Mother’s Day this year, my goodness, it was great. I eagerly went to yoga in the morning, leaving Hannah with Pete and his family, and arrived home to an empty house which allowed for an extra long shower. Then Hannah took a three hour nap so I could do laundry and dishes without feeling guilty that I wasn’t giving her my full attention. Pete gave me flowers. We spoiled our dinners with late afternoon milkshakes from McDonalds. Most importantly, Hannah was healthy.

I found myself wanting to celebrate Hannah and Gamy more than myself. After all, they’re the ones who made my lifelong dream of motherhood come true. Because of them I can ask “what’s in your mouth” and “what’s that smell” at least once a day. Because of them I laugh like I never have before. Because of them I love like I never knew I could. Because of them I can feel every muscle fiber in my heart straining to find a little more room for the smiles, the cuddles, and the look in their eyes that tell me they feel it too.

Our Baby is Almost 1

I’ve been thinking a lot lately thanks to Hannah’s rapidly approaching first birthday and the thinking is stirring up those crazy emotions from last year. It’s all stuff that I don’t want to talk about because when I talk about it I cry and I don’t want to shed any more tears for 2015.
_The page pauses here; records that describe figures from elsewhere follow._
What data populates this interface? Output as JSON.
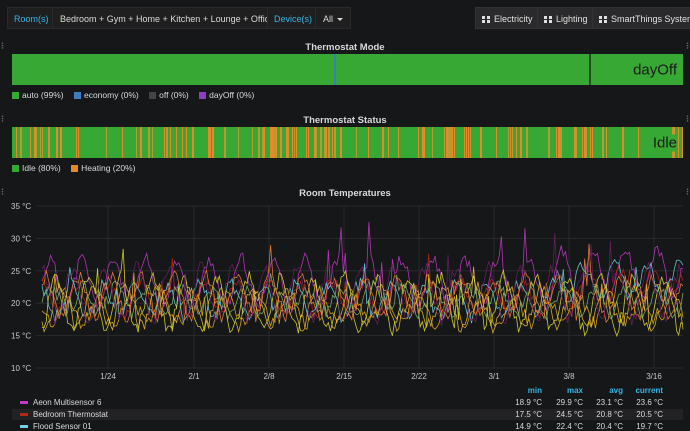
{
  "topbar": {
    "room_label": "Room(s)",
    "room_value": "Bedroom + Gym + Home + Kitchen + Lounge + Office",
    "device_label": "Device(s)",
    "device_value": "All",
    "buttons": [
      "Electricity",
      "Lighting",
      "SmartThings System"
    ]
  },
  "thermostat_mode": {
    "title": "Thermostat Mode",
    "current": "dayOff",
    "legend": [
      {
        "label": "auto (99%)",
        "color": "#37a834"
      },
      {
        "label": "economy (0%)",
        "color": "#3a7dc0"
      },
      {
        "label": "off (0%)",
        "color": "#444444"
      },
      {
        "label": "dayOff (0%)",
        "color": "#8e3cc0"
      }
    ]
  },
  "thermostat_status": {
    "title": "Thermostat Status",
    "current": "Idle",
    "legend": [
      {
        "label": "Idle (80%)",
        "color": "#37a834"
      },
      {
        "label": "Heating (20%)",
        "color": "#e58a2a"
      }
    ]
  },
  "room_temps": {
    "title": "Room Temperatures",
    "table_headers": [
      "min",
      "max",
      "avg",
      "current"
    ],
    "rows": [
      {
        "name": "Aeon Multisensor 6",
        "color": "#c239c6",
        "min": "18.9 °C",
        "max": "29.9 °C",
        "avg": "23.1 °C",
        "current": "23.6 °C"
      },
      {
        "name": "Bedroom Thermostat",
        "color": "#b4271a",
        "min": "17.5 °C",
        "max": "24.5 °C",
        "avg": "20.8 °C",
        "current": "20.5 °C"
      },
      {
        "name": "Flood Sensor 01",
        "color": "#6ed0e0",
        "min": "14.9 °C",
        "max": "22.4 °C",
        "avg": "20.4 °C",
        "current": "19.7 °C"
      }
    ]
  },
  "chart_data": {
    "type": "line",
    "title": "Room Temperatures",
    "y_ticks": [
      "35 °C",
      "30 °C",
      "25 °C",
      "20 °C",
      "15 °C",
      "10 °C"
    ],
    "ylim": [
      10,
      35
    ],
    "x_ticks": [
      "1/24",
      "2/1",
      "2/8",
      "2/15",
      "2/22",
      "3/1",
      "3/8",
      "3/16"
    ],
    "grid": true,
    "series": [
      {
        "name": "Aeon Multisensor 6",
        "color": "#c239c6",
        "min": 18.9,
        "max": 29.9,
        "avg": 23.1,
        "current": 23.6
      },
      {
        "name": "Bedroom Thermostat",
        "color": "#b4271a",
        "min": 17.5,
        "max": 24.5,
        "avg": 20.8,
        "current": 20.5
      },
      {
        "name": "Flood Sensor 01",
        "color": "#6ed0e0",
        "min": 14.9,
        "max": 22.4,
        "avg": 20.4,
        "current": 19.7
      }
    ]
  }
}
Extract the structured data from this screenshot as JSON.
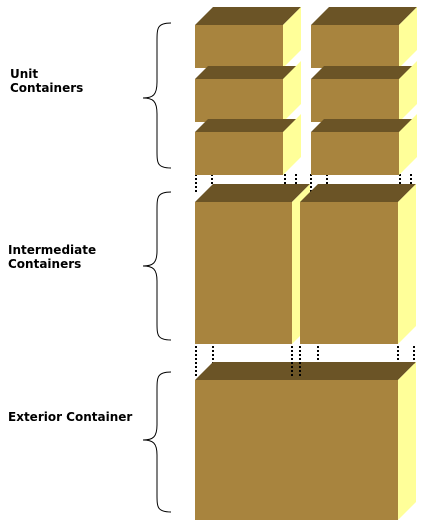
{
  "labels": {
    "unit_line1": "Unit",
    "unit_line2": "Containers",
    "intermediate_line1": "Intermediate",
    "intermediate_line2": "Containers",
    "exterior": "Exterior Container"
  },
  "colors": {
    "front": "#a8843e",
    "top": "#6b5426",
    "side": "#ffff99",
    "line": "#000000",
    "brace": "#000000"
  }
}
This time last year we had no idea what was coming. While we were busy folding tiny clothes and anticipating more snow, Hannah was resting up to make her debut and change our lives forever. Some days it feels like the year flew by. I grasp on to the details of those first weeks with Hannah, trying to hold on to them like a kite being sucked into a tornado. I try to remember the faces she’d make when nursing, the warmth of her tiny hand on my chest when she napped in my arms, and the adorable sigh she’d make after sneezing. Other days the details are remarkably clear. I can still hear Hannah’s cries when we drove her home from the hospital and the sound of her heavy breathing during tummy time. I can see the look in her eyes the first time she made real eye contact with me.

I’ve been thinking about the day, shortly after the miscarriage, that I sat in my car sobbing and praying. I begged God for a healthy baby and in exchange I would gladly suffer through a miserable pregnancy. I would have gone through Hell for another chance to be a mom. I’ve been thinking about when people asked me if we wanted a boy or girl I’d say “It doesn’t matter as long as he or she is healthy.” Now I cringe at the term “healthy baby,” I know that real Hell is watching your child suffer, and I know better than to barter with God.

I’ve been thinking about Hannah’s perfect, beautiful birth. How “trying to push” turned into real pushing and twenty minutes later I had our daughter on my chest. And twenty minutes after that our world was shaken. I wish I could go back to that day with the knowledge and peace that I have now. I wish I could go back and enjoy every second, give my whole self to Hannah, instead of being scared. I wish I could relive those moments of doubt without wondering if she was or wasn’t doing something because of Down syndrome.

A year ago I never thought we’d end up here. I never thought having a child would change our lives quite like this. Hannah’s extra chromosome has added more to our lives. More doctors and appointments. More uncertainty and unfamiliarity. More awareness and compassion. More amazement and beauty. Hannah introduced us to a whole new life, a new community, and taught our family more than we ever anticipated learning in a year.

Hannah made me a mother that I did not expect to be. She made me tougher, yet more empathetic. She showed me that we can do hard things. I wish she knew what a strong girl she is and how amazing her little body is. I wish she knew how proud we are of her. I wish Hannah knew how extraordinary she is.